Les forces de sécurité, sur ordre du régime du général Mohamed Ould Cheikh El Ghazouani, ont fait usage d’une force excessive et injustifiée contre des manifestants sans défense, causant de graves blessures parmi les participants, en violation flagrante de toutes les lois nationales et des conventions internationales garantissant le droit de manifester pacifiquement.

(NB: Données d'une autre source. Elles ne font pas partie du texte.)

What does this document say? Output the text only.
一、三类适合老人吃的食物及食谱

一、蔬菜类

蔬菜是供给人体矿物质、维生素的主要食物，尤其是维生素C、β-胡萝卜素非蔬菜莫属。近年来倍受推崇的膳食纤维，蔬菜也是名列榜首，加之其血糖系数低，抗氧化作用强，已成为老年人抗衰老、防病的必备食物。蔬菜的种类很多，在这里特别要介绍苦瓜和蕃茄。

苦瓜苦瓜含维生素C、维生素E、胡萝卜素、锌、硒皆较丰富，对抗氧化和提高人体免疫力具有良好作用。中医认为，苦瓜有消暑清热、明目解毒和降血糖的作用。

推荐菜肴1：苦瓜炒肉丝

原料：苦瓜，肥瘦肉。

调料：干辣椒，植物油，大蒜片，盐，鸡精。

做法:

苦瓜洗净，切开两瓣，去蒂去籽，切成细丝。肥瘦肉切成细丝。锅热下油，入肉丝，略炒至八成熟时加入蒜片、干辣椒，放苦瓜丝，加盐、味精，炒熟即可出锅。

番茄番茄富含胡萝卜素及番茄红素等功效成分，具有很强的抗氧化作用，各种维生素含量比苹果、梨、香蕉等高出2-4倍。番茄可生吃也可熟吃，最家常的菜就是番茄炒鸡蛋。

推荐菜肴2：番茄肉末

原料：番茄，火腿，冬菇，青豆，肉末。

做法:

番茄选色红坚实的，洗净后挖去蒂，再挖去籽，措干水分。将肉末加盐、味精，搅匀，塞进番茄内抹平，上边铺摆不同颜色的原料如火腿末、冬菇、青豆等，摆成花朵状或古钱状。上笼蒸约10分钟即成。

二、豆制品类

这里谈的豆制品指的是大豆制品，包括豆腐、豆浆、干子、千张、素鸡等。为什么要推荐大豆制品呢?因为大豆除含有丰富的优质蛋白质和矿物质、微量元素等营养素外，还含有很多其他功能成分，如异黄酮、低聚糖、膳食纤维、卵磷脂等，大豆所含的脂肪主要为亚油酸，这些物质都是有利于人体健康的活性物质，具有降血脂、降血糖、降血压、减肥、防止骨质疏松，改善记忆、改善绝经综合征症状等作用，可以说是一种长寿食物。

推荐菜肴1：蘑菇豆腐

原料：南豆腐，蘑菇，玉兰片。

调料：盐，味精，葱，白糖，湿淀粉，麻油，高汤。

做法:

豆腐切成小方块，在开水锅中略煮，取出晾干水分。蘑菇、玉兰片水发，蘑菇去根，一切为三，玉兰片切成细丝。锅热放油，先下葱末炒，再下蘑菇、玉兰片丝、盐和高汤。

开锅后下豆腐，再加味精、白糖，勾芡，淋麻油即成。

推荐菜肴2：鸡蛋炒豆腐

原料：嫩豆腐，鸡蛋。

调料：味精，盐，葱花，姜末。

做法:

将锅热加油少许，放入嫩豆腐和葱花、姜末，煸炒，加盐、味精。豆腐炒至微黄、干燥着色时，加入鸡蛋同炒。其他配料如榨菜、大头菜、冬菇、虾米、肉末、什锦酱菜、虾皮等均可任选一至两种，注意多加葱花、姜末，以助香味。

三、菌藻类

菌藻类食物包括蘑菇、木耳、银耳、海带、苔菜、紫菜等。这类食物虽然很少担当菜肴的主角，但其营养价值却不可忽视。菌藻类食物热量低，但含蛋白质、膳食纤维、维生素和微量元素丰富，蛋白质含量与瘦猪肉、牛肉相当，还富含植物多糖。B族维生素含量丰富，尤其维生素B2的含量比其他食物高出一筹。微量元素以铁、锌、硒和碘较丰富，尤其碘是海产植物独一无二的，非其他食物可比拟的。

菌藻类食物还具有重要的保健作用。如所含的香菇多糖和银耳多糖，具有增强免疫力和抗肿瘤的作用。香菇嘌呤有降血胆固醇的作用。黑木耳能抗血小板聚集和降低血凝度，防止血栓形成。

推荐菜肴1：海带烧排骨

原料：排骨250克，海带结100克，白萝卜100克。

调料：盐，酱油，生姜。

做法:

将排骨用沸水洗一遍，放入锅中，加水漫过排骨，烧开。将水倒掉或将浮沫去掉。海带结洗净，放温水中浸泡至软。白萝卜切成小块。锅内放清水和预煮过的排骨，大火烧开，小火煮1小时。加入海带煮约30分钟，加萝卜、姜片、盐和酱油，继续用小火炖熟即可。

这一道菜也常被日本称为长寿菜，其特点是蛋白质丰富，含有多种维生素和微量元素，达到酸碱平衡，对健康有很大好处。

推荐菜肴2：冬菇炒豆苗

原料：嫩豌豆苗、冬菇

Nous, à IRA, considérons que cette répression barbare reflète la volonté du régime de confisquer les libertés publiques et d’étouffer les voix réclamant justice et dignité. Elle confirme une fois de plus son approche fondée sur la répression et les restrictions, au lieu de répondre aux revendications légitimes du peuple.
Nous dénonçons également l’arrestation arbitraire de dizaines de militantes et militants dont Malick Sy, Zeinabou Biram, Oumar Mohamed Lemine, Samba Birama, Mahfoudh Kharchy, SelemhaHmeida, Saleck, Aissata Niass et bien d’autres ainsi que des blessés comme Youssouf Kamara, Coumba N’Daw, Assietou Saleh et tenons les autorités pleinement responsables de leur intégrité physique et psychologique. Nous exigeons leur libération immédiate et sans conditions.
Nous attirons l’attention de l’opinion publique nationale et internationale, ainsi que de toutes les organisations de défense des droits humains, sur la gravité de ces violations, et appelons à l’ouverture d’une enquête urgente et indépendante afin de traduire les responsables en justice et de mettre fin à la politique d’impunité.
Nous appelons enfin les masses de notre peuple à poursuivre la lutte pacifique, à défendre leurs droits légitimes et à ne pas céder à la politique d’intimidation et de répression.